A Hierarchical RAID Architecture Towards Fast Recovery and High Reliability
Yongkun Li,Neng Wang,Chengjin Tian,Si Wu,Yueming Zhang,Yinlong Xu
DOI: https://doi.org/10.1109/tpds.2017.2775231
IF: 5.3
2018-01-01
IEEE Transactions on Parallel and Distributed Systems
Abstract:Disk failures are very common in modern storage systems due to the large number of inexpensive disks. As a result, it takes a long time to recover a failed disk due to its large capacity and limited I/O. To speed up the recovery process and maintain a high system reliability, we propose a hierarchical code architecture with erasure codes, OI-RAID, which consists of two layers of codes, outer layer code and inner layer code.
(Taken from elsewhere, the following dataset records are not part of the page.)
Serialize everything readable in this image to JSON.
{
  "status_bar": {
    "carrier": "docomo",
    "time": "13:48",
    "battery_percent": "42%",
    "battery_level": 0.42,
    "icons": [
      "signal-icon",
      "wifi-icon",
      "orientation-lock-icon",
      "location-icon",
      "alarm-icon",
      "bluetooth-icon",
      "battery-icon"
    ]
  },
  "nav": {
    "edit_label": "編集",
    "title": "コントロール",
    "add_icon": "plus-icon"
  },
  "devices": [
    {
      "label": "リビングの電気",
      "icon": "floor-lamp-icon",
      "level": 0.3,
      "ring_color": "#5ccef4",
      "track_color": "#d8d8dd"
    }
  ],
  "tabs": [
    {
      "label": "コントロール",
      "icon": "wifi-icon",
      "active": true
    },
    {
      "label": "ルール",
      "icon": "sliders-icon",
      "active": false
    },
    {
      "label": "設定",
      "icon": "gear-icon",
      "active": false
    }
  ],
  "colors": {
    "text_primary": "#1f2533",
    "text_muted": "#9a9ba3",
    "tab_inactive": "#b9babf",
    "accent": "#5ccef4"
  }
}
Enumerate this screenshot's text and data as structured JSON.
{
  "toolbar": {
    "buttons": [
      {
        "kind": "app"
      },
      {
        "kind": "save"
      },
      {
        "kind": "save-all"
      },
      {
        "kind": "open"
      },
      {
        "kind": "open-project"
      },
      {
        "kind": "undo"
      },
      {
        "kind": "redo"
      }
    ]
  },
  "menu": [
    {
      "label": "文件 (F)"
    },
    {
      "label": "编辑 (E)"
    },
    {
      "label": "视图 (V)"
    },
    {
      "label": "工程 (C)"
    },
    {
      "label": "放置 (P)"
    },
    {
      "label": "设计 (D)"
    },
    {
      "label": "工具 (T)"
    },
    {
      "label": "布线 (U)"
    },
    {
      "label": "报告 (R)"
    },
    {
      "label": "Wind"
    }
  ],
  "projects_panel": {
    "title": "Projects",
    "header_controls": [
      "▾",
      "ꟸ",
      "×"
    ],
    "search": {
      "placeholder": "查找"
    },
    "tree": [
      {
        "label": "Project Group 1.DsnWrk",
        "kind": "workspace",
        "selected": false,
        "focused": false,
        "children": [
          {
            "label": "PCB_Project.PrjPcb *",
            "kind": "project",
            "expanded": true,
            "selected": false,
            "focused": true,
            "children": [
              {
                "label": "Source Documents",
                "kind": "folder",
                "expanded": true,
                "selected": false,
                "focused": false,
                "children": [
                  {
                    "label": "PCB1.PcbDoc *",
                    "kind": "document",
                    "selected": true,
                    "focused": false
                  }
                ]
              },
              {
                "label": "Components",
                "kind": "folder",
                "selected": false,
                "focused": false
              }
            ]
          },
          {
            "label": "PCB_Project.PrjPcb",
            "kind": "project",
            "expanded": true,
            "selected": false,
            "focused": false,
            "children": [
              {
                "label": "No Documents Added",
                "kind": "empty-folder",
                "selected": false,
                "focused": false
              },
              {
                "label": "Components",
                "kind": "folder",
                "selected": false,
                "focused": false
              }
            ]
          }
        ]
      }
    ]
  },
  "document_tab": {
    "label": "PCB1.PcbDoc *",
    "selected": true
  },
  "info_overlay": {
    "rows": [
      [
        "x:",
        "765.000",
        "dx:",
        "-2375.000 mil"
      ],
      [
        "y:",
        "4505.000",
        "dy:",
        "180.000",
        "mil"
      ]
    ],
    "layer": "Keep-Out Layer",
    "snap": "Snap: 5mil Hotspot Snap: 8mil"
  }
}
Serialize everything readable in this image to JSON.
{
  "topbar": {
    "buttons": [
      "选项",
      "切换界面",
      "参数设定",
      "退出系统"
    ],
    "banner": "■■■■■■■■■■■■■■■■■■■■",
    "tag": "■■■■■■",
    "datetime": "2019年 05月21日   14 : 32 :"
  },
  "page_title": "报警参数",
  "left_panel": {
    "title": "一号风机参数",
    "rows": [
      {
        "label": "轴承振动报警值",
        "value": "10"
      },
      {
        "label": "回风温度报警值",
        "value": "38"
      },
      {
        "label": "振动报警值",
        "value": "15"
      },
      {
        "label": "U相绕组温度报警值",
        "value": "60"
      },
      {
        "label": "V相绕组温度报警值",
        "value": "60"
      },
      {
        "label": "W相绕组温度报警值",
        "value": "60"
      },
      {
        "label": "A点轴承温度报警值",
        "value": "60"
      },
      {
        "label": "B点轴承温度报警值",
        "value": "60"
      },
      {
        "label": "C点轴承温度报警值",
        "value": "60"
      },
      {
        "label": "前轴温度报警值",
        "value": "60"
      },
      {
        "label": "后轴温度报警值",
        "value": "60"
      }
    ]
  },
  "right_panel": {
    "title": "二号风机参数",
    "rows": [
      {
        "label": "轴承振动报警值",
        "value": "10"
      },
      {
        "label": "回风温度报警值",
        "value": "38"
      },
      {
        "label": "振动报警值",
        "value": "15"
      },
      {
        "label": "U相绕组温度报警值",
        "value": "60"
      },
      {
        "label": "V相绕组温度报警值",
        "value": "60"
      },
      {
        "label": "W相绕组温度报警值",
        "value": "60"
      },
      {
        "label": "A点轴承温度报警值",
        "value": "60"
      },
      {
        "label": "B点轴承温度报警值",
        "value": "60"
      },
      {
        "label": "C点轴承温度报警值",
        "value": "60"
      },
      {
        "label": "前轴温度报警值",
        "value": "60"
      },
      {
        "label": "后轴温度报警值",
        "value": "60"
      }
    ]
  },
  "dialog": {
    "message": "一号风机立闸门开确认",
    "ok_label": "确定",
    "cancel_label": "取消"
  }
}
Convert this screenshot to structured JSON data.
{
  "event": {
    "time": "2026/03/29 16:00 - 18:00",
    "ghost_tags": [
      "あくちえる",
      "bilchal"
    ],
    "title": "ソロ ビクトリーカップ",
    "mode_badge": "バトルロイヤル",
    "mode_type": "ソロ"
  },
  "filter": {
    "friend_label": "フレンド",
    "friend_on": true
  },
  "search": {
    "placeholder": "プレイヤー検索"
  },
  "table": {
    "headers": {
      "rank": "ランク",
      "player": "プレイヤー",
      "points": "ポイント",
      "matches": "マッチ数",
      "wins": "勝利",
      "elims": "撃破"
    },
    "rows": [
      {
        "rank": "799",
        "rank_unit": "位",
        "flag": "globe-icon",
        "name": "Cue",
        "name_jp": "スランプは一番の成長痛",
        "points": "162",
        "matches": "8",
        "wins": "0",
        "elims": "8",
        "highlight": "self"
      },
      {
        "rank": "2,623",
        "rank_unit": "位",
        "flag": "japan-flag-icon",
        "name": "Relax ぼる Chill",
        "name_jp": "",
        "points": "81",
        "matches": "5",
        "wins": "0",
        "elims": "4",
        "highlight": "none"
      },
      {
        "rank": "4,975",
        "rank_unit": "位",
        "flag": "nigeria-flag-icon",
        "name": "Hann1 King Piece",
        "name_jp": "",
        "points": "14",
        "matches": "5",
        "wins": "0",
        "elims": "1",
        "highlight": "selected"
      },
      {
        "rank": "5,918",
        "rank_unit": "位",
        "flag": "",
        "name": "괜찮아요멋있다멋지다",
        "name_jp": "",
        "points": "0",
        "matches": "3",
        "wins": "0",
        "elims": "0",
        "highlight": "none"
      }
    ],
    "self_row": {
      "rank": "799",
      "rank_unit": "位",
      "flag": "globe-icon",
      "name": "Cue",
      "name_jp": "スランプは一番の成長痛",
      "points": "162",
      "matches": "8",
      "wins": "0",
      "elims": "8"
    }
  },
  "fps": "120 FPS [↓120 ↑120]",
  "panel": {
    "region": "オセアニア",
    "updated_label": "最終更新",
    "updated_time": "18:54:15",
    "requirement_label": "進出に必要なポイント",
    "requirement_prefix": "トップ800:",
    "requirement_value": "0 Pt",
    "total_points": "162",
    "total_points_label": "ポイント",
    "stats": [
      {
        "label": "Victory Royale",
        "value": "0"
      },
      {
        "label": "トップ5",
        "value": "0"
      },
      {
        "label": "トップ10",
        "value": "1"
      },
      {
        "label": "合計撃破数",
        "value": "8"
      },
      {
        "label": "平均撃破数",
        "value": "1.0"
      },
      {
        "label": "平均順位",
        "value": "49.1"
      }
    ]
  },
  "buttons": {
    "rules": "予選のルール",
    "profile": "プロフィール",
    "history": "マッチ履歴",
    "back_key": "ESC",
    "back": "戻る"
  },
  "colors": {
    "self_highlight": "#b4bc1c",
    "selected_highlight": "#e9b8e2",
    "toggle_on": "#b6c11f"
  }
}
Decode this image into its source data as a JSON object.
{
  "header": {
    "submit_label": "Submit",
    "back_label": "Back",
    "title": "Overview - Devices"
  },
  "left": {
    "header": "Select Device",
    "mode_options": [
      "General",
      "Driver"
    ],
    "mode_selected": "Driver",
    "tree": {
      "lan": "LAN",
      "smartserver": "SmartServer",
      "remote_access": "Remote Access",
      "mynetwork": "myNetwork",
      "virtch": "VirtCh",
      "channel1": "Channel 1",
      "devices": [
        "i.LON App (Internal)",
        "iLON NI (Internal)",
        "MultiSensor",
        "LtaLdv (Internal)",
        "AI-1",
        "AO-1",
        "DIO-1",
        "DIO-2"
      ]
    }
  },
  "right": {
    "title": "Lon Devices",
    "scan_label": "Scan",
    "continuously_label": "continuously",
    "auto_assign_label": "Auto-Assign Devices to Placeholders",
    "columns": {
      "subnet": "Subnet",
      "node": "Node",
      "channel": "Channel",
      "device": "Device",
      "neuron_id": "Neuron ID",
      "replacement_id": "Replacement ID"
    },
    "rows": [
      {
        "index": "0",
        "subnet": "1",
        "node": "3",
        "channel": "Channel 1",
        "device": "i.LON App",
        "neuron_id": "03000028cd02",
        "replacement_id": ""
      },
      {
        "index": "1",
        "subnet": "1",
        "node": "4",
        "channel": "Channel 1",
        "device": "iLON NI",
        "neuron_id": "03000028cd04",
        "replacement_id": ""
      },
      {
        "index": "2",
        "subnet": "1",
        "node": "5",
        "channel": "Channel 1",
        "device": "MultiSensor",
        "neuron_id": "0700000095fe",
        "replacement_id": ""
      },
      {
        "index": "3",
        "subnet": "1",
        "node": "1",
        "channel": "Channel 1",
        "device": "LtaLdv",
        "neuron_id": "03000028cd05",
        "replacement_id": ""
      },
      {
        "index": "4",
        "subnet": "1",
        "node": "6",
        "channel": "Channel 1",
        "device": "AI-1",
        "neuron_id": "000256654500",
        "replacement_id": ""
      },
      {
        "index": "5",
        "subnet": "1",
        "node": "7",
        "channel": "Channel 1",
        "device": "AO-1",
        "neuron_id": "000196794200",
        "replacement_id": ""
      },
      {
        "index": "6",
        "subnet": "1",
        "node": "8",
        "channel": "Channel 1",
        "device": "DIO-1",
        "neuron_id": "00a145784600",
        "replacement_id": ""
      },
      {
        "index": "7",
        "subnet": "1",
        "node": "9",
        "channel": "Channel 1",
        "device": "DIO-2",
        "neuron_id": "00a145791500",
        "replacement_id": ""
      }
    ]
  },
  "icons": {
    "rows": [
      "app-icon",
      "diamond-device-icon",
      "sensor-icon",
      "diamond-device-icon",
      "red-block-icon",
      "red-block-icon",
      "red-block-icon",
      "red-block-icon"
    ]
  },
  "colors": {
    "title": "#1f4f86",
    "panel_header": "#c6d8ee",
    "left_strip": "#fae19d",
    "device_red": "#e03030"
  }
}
Specifically, the outer layer code is deployed with disk grouping technique based on Balanced Incomplete Block Design (BIBD) or complete graph with skewed data layout to provide efficient parallel I/O of all disks for fast failure recovery, and the inner layer code is deployed within each group of disks to provide high reliability. As an example, we deploy RAID5 in both layers to achieve fault tolerance of at least three disk failures, which meets the requirement of data availability in practical systems, as well as much higher speed up ratio for disk failure recovery than existing approaches. Besides, OI-RAID also keeps the optimal data update complexity and incurs low storage overhead in practice.